Prevalence of human papillomavirus infection in premalignant and malignant lesions of the oral cavity in U.K. subjects: a novel method of detection

Abstract

To evaluate the possible role of human papillomavirus (HPV) in oral neoplasms, 28 oral squamous cell carcinomas (SCC) and 12 potentially malignant lesions were analysed for the presence of HPV DNA. A nested polymerase chain reaction (PCR) approach, using two sets of HPV consensus primers to the L1 region, was used, which was able to detect a broad spectrum of HPV types. HPV DNA was detected in 14/28 (50%) carcinomas and 4/12 (33%) precancerous lesions. A novel approach based on labelling the PCR products with ³²P and the separation of radioactively labelled products on an 8% polyacrylamide gel increased the sensitivity of the detection and enabled the identification of the HPV types. The typing of HPV was subsequently confirmed by direct DNA sequencing. HPV 6 and HPV 16 were the only HPV types detected and seven tumours harboured both types. Our results suggest that HPVs may be an important aetiological factor in the development of oral cancer. The detection procedure ensured sensitivity and consistency of the detection of low copy numbers of the virus DNA. The presence of HPV in 33% of premalignant tissues suggests that HPV infection may be an early event in the malignant transformation of oral SCC. There was no statistically significant association between viral infection and tumour grade or stage.

Introduction

Oral and pharyngeal cancer together constitute the sixth most common malignancy in the world, accounting for almost 4% of all cancers and 2% of all cancer deaths1, 2. In the U.K., there are nearly 2000 new cases and 900 deaths from oral cancer itself each year[3]. In some developing countries, such as India and Sri Lanka, oral cancers are often the commonest form of malignancy, accounting for over 40% of all cancers. High incidence rates are also found in north-western France and Central Europe[3]. The vast majority of malignancies in the oral cavity are squamous cell carcinomas (SCCs). Despite major advances in the management of oral cancer, improvements in the prognosis of this disease have not so far been observed and the 5-year survival rate remains poor. The cause of oral cancer has been attributed to several factors, including smoking, heavy alcohol consumption and betel quid chewing4, 5. However, it is clear that mutagenesis by these environmental agents alone is not the sole cause of oral cancer and that additional agents, possibly viral, may be required for the acquisition of the malignant phenotype.

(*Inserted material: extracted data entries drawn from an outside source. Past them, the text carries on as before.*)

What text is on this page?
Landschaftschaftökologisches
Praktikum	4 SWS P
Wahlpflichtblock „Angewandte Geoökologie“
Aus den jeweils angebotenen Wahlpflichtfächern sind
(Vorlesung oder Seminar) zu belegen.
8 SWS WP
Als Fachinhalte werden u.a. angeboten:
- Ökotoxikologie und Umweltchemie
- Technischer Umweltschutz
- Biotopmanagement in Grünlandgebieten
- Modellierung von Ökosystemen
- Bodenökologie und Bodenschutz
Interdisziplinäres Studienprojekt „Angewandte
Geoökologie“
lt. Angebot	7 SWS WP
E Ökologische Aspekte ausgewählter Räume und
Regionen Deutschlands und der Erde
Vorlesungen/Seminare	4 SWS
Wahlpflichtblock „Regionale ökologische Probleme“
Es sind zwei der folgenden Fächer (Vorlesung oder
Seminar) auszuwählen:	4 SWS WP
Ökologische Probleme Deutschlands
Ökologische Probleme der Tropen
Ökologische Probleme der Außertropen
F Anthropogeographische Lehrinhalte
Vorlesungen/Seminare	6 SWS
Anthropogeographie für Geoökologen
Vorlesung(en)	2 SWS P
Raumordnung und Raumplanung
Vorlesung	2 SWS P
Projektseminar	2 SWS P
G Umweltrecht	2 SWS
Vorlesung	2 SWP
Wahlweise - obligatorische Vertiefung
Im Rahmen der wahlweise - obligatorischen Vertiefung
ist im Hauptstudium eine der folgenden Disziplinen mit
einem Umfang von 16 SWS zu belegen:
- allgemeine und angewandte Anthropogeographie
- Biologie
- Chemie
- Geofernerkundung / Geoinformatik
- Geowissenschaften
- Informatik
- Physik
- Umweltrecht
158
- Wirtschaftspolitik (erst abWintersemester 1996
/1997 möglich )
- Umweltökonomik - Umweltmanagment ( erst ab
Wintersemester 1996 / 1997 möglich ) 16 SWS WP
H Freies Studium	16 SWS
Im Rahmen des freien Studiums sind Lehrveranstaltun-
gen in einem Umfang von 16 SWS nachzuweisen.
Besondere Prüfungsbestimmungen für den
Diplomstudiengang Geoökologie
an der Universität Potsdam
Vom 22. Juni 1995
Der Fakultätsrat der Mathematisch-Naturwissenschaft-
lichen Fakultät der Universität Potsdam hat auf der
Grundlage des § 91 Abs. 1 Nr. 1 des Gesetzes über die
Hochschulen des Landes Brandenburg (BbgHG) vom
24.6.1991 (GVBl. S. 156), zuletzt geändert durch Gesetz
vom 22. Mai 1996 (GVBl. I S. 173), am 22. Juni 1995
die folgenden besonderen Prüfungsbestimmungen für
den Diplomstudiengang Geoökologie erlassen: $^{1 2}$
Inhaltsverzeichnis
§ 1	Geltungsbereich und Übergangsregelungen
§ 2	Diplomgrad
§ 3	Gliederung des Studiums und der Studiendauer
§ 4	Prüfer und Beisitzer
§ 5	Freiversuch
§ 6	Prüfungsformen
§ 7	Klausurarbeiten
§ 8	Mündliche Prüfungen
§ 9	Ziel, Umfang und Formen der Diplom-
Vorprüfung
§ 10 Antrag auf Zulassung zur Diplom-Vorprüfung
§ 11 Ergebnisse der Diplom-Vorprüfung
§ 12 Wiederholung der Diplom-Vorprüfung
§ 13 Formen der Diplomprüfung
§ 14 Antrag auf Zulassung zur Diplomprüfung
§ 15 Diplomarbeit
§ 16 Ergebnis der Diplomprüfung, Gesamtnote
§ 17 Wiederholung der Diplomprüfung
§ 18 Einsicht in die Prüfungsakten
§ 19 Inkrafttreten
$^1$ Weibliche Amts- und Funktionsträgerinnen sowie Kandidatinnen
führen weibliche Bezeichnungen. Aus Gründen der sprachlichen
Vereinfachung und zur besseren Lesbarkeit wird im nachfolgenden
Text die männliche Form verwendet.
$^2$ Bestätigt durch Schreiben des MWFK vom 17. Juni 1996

Aberrations in the p53 gene, associated with the loss of function of the p53 protein, have been reported in up to 80% of oral SCCs6, 7, 8. Loss of function of the p53 tumour suppressor gene can occur by mutations in the conserved region of the gene, as well as through its association with other cellular, MDM2 and viral oncoproteins, such as E6 of human papillomavirus (HPV)9, 10. HPV is a small DNA virus with over 70 different types identified so far based on the DNA sequence[11]. HPV plays an important role in the pathogenesis of cervical and anogenital SCC and with less certainty in SCCs of the skin and oral cavity12, 13. The high risk HPVs 16 and 18 are associated with the malignant transformation of the cervical epithelium of the uterine cervix. The low risk HPVs, including 6 and 11, are associated with benign skin and mucosal warts14, 15. More than 12 types of HPV, including types 1, 2, 4, 6, 7, 11, 13, 16, 18, 30, 32 and 57, have been identified in oral lesions and HPV 16 is the most common type to be associated with both cervical and oral cancers16, 17, 18. In vitro studies have also shown that primary human oral epithelial cells can be immortalised by high risk HPV types19, 20. However, exposure to tobacco related chemicals was required for these cells to progress to a fully malignant phenotype21, 22. Studies of HPV in patients with oral cancer report prevalences varying from 0[23]to 100%[24]. Possible reasons for such a large variation are the use of different detection methods and differences in the populations studied, not least with respect to prevailing environmental risk factors. One of the major difficulties in the detection of HPV infection in oral cancer is the presence of the virus in only a subpopulation of cells and at low copy number in the infected cells[25]: highly sensitive and controlled methods are therefore required.

In this study we used DNA extracted from primary oral lesions for polymerase chain reaction (PCR) amplification of the HPV genome. Using a nested PCR procedure and labelling the PCR products with ³²P dCTP, we increased the sensitivity and accuracy of viral detection.